5.2 Seller shall in response to any request that may be made from time to time by Elite Products Group, Inc. promptly provide a certificate of insurance from Seller's insurer evidencing that (i) Elite Products Group, Inc. has been designated as an additional insured with respect to all of the coverage set forth in Section 5.1, and (ii) the insurer will provide to Elite Products Group, Inc. a written notice not less than 30 days in advance of any non-renewal, cancellation or other change in coverage that may adversely affect Elite Products Group, Inc. rights thereunder.
5.3 The obligations under this Section 5 shall be deemed independent of, and in addition to, Seller's indemnification obligations under Section 4 above.
6. INTELLECTUAL PROPERTY
Seller grants Elite Products Group, Inc. a non-exclusive, perpetual, worldwide, royalty-free license to use, copy, display and disseminate all or any part of any specifications, images, data or other information furnished by Seller to Elite Products Group, Inc. or obtained by Elite Products Group, Inc. through publicly-available sources (“Seller Content”). Seller acknowledges and agrees that Elite Products Group, Inc. relies on Seller to ensure the completeness and accuracy of Seller Content, provided that in the event of any inconsistency between Seller Content specifically furnished by Seller to Elite Products Group, Inc. and Seller Content obtained by Elite Products Group, Inc. through publicly-available sources, Elite Products Group, Inc. shall be entitled to rely only on the specifically furnished information. Seller shall promptly notify Elite Products Group, Inc. in writing of any changes to Seller Content.
7. OTHER PROVISIONS
7.1 Any remedy to which Seller is entitled from Elite Products Group, Inc. shall be limited to the purchase price of the goods as set forth in the Order.

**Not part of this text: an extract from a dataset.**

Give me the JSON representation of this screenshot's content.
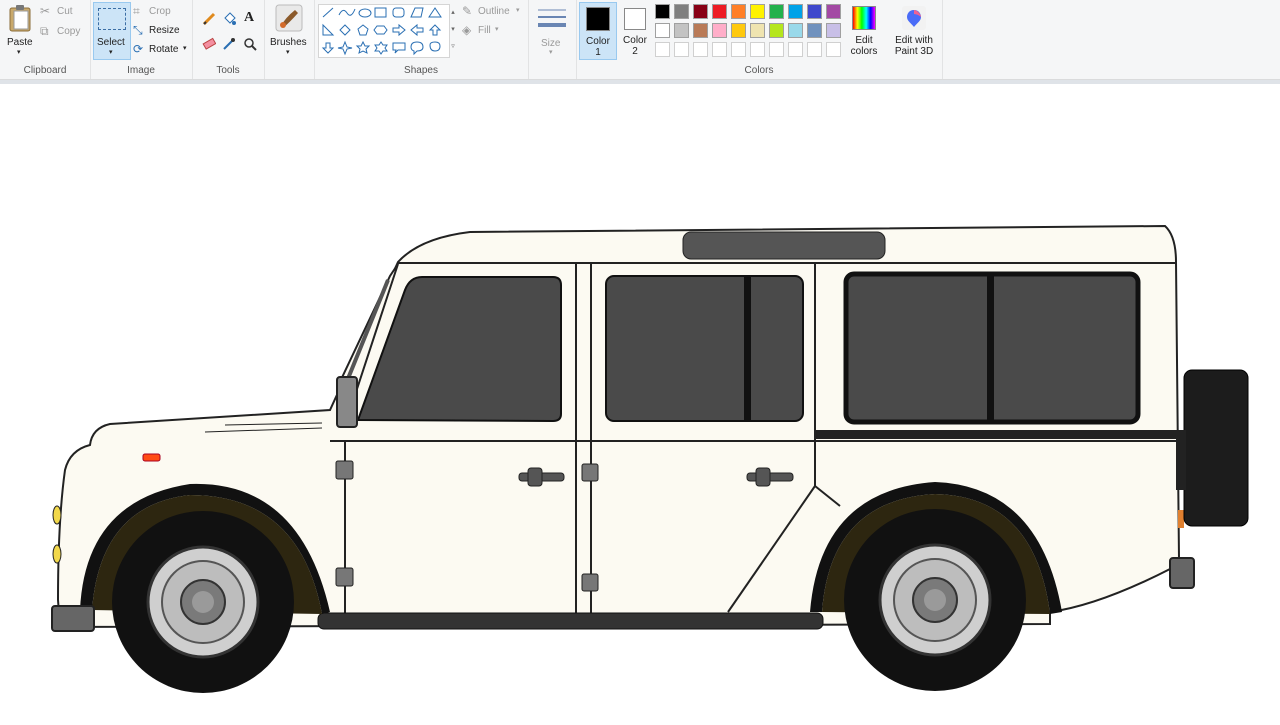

7.2 The Agreement may not be amended without the written consent of both Elite Products Group, Inc. and Seller. No failure of Elite Products Group, Inc. to exercise any of its rights or remedies under the Agreement shall operate as a waiver except as expressly agreed upon by Elite Products Group, Inc. in writing. Any waiver by Elite Products Group, Inc. of any specific breach by Seller shall not operate as a waiver with respect to any other breach. Seller shall not have any right to assign or delegate, nor shall Seller assign or delegate, any of its rights or obligations under the Agreement without the prior written consent of Elite Products Group, Inc.
7.3 This Agreement shall be governed by and construed in accordance with (i) the laws of the State of Michigan applicable to contracts made and to be performed in Michigan (excluding the United Nations Convention on Contracts for the International Sale of Goods), without giving effect to conflict of law principles, and (ii) applicable federal law. The courts located in Ottawa County, Michigan shall have exclusive jurisdiction to adjudicate any legal proceeding initiated by Seller arising out of or related to the Agreement or any one or more of the Orders. Notwithstanding the foregoing, proceedings to enforce the result of any such adjudication may be brought in any applicable forum.